Pakistan signs pact with Islamic militants to implement Sharia law in province

[JURIST] The government of Pakistan [JURIST news archive] reached an agreement with Taliban-linked Islamic militants in the Pakistani North-West Frontier Province (NWFP) area of Swat to implement Islamic Sharia law [CFR backgrounder; JURIST archive] in the area, according to statements attributed to the militants. Under the agreement, the Pakistani army will withdraw troops from the Swat region and will not oppose the local enforcement of Sharia in the region, while Islamic militants have agreed to halt suicide attacks and hand over foreign fighters under local protection. An Islamic justice system will be created to operate in parallel with the secular system, and established Pakistani courts will be advised by Islamic scholars. Construction is also expected to begin on an Islamic university. The Guardian has more. Reuters has additional coverage.
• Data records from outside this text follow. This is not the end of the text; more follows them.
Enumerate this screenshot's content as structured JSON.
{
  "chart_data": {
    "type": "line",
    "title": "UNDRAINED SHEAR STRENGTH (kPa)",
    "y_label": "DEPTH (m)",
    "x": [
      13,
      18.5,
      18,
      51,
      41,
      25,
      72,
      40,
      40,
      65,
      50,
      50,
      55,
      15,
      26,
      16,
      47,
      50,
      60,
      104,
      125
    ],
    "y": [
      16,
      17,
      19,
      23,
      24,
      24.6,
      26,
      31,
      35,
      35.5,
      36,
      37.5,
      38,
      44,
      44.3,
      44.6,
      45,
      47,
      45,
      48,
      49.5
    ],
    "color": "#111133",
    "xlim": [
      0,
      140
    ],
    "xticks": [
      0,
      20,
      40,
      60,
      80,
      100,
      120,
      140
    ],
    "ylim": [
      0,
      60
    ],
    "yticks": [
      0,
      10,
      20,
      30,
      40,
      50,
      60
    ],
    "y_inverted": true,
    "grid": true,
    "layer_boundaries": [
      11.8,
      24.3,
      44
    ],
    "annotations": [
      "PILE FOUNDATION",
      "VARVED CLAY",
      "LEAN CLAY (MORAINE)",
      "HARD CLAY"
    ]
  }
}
Violence by Islamic militants has long been a problem in Pakistan's outlying provinces. Earlier this year, Pakistan's top Taliban leader Baitullah Mehsud [BBC profile] and four others were charged [JURIST report] in the assassination of former prime minister Benzhair Bhutto [BBC obituary; JURIST news archive]. Meshud is the commander of Tehrik-e-Taliban, a group of Islamic militants with links to al-Qaeda. He has denied involvement in the attack.